St. Margaretha
Highlights
- Die römisch-katholische Filialkirche St. Margaretha in Berg/Eurasburg ist als Baudenkmal geschützt.
- Das Langhaus wurde 1659 verlängert und der Chor erneuert.
- Der Kirchturm beherbergt drei Glocken und ist mit einer Zwiebelhaube gedeckt.
Tipps
- Die Kirche St. Margaretha in Eurasburg ist ein Baudenkmal mit gotischem Stichkappengewölbe und historischen Altären aus dem 17. Jahrhundert.
- Der halb eingestellte Kirchturm im Westen beherbergt eine Turmuhr und drei Glocken unter einer Zwiebelhaube.
- Die Sakristei und das Oratorium im Osten des Chors sind sehenswerte barocke Ergänzungen aus dem 17. Jahrhundert.
Eigenschaften
Über St. Margaretha
Die römisch-katholische Filialkirche St. Margaretha befindet sich im Gemeindeteil Berg der Gemeinde Eurasburg im Landkreis Bad Tölz-Wolfratshausen in Bayern. Das Bauwerk zählt als Baudenkmal und ist unter der Nummer D-1-73-123-18 registriert. Die Kirche steht unter der Trägerschaft des Erzbistums München und Freising und ist Teil des Pfarrverbands Münsing.

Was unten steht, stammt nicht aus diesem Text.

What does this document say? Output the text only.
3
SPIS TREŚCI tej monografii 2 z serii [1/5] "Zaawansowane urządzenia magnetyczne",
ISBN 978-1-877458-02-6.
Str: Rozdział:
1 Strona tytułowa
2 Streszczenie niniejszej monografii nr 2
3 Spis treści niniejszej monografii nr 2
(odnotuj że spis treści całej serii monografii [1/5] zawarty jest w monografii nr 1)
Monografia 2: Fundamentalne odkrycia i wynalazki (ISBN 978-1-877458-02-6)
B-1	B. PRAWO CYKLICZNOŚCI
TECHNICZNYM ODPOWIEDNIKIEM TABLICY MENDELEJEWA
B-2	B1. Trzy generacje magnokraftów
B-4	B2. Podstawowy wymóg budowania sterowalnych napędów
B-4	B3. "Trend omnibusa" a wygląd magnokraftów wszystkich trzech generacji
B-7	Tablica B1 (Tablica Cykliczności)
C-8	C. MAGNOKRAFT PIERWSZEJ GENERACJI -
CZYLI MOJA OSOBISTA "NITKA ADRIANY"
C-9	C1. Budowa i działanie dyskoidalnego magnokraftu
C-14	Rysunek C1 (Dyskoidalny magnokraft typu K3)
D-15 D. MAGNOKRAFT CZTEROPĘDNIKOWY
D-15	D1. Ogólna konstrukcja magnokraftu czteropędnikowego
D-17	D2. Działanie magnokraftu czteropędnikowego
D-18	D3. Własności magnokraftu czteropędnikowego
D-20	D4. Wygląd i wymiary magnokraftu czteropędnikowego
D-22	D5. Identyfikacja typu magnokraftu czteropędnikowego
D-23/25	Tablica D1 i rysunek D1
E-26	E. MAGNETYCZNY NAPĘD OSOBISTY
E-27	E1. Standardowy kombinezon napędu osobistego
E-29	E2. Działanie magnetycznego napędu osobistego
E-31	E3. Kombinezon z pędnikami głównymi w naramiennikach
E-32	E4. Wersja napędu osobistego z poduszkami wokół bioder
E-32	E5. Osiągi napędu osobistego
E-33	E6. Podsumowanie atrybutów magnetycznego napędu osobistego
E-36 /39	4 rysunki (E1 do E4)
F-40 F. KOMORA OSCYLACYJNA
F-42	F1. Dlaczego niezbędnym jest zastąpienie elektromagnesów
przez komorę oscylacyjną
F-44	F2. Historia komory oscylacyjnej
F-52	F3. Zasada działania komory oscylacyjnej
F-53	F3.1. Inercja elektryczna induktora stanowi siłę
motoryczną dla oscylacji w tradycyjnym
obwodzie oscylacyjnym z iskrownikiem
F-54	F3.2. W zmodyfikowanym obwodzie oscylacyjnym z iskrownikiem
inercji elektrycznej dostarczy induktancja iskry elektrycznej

Das Kirchengebäude ist eine mittelalterliche Saalkirche, die im Laufe der Zeit mehrfach umgebaut und erweitert wurde. Besonders im Zuge der barocken Umgestaltung erhielt sie ihre heutige Form. Das Langhaus wurde verlängert, der Chor erneuert und mit einer Sakristei sowie einem Oratorium ergänzt. Der Kirchturm, quadratisch angelegt, ist in die westliche Fassade des Langhauses halb eingesetzt. Auf einem achteckigen Aufbau thront eine Zwiebelhaube, während im Inneren eine Turmuhr und drei Glocken untergebracht sind.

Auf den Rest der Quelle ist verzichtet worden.